There should be no need to emphasize
the importance of statistics in our society. The President is
now in trouble for having pressed and accepted certain legally
dubious monetary contributions; that money was mostly spent paying
for pre-election polls—finding out *what* the public wanted
to hear—, in other words, for statistics. Statistics doesn't
just get presidents in trouble, however; it is as essential for
everyday policy or business decisions as it is for natural science.
Whenever there are too many people, too many particles, too many
things or events, so that it would be nearly impossible to find
out the state or behavior of each individual or the outcome of
each event, we have recourse to statistics.
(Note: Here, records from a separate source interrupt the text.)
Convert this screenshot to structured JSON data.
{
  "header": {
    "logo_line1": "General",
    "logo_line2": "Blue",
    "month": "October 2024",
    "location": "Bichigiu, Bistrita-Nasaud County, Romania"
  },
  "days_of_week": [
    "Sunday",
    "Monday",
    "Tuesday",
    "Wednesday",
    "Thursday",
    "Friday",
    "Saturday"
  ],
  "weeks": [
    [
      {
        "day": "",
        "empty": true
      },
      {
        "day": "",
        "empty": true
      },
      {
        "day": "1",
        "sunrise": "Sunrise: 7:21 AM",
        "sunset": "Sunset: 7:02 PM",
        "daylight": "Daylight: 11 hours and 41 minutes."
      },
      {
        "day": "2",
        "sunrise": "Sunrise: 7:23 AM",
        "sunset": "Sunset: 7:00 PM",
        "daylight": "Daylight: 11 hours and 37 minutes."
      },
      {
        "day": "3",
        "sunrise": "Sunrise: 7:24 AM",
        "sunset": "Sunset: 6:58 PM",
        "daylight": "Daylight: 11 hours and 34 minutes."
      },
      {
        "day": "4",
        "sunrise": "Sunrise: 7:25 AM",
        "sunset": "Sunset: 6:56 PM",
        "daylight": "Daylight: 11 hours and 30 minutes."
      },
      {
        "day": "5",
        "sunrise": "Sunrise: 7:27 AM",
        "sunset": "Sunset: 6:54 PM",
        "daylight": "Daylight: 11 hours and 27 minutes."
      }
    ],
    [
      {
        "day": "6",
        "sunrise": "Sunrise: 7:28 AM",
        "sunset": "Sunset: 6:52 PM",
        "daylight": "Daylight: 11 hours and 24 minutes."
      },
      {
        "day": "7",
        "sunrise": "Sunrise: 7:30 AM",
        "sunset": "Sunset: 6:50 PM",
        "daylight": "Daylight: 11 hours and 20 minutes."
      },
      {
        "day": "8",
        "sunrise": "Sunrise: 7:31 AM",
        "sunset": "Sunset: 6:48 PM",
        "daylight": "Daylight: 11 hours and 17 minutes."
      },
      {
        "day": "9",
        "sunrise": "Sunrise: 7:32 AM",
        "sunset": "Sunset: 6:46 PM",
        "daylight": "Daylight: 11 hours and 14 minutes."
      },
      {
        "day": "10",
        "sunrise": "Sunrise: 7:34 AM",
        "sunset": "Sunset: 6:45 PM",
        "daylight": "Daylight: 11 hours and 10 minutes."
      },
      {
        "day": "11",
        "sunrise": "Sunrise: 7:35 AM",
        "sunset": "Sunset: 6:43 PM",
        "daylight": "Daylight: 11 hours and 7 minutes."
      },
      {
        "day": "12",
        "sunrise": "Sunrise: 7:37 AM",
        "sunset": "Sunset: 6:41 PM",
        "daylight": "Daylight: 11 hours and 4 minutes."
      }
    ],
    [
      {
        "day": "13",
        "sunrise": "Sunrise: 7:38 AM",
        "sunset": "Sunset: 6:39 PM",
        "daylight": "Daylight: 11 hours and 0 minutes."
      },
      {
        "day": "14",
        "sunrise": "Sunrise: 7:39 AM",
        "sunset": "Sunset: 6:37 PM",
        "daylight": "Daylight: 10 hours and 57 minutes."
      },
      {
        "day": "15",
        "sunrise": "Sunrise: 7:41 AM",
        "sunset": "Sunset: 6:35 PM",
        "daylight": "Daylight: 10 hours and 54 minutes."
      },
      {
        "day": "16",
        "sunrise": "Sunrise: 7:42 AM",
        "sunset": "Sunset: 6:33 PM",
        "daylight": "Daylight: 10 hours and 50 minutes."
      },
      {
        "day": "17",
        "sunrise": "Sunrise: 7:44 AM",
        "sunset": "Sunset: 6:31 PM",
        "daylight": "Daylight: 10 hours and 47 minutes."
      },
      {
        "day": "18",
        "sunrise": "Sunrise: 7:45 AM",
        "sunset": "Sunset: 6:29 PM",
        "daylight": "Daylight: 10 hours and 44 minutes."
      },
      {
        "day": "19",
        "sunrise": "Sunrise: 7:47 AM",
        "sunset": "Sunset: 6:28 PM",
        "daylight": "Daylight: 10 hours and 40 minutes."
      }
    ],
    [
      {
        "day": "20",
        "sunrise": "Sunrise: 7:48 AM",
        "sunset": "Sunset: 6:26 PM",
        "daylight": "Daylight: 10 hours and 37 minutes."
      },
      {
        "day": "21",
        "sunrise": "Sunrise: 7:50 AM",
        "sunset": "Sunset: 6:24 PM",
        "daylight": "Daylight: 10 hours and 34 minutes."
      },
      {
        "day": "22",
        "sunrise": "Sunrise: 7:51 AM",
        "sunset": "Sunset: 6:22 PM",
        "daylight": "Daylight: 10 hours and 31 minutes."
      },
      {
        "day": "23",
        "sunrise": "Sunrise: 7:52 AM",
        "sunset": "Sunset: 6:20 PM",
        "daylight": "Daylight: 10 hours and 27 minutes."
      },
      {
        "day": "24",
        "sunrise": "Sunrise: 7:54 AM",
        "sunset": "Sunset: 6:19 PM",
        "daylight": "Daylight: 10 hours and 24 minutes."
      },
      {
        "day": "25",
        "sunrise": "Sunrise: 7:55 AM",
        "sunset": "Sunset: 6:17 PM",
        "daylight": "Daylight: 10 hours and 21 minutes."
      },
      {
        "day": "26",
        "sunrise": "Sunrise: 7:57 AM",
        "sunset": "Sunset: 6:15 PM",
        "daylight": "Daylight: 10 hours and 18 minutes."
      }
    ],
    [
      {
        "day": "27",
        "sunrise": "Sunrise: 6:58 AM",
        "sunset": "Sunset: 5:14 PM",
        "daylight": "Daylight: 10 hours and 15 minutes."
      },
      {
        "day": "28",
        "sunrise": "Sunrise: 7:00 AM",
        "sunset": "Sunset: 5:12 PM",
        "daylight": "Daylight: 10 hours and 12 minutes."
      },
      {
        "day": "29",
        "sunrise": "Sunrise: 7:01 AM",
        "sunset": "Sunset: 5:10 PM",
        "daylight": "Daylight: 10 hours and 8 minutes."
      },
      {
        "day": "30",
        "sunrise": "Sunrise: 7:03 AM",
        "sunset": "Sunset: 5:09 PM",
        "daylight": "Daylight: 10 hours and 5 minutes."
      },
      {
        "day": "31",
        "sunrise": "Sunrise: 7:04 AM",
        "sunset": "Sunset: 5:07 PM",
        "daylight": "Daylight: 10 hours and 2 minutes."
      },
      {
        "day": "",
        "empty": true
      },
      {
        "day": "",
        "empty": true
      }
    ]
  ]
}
We will concentrate on one problem here, and although it may seem to you to be a very special one, it contains all the basic elements that go into all practical decisions based on statistics. This problem was mentioned in my previous lecture: to decide whether a coin is fair or not. Suppose we flip the coin 1,000 times and we get 485 heads and 515 tails: does the coin seem fair? Now suppose we got instead 400 heads and 600 tails: what then? Needless to say, it is extremely unlikely that out of 1,000 flips we would get exactly 500 heads and 500 tails, even if the coin were fair; on the other hand, getting too many heads, say 988, would be very strong evidence that the coin is not fair: where do we draw the line? What would be a number of heads above which we would conclude that the coin is not fair? This is a typical statistical problem. The coin turning up heads or tails is the result of too many and too tiny physical events for us to be able to answer the question as to the fairness of the coin in any other, non-statistical, way.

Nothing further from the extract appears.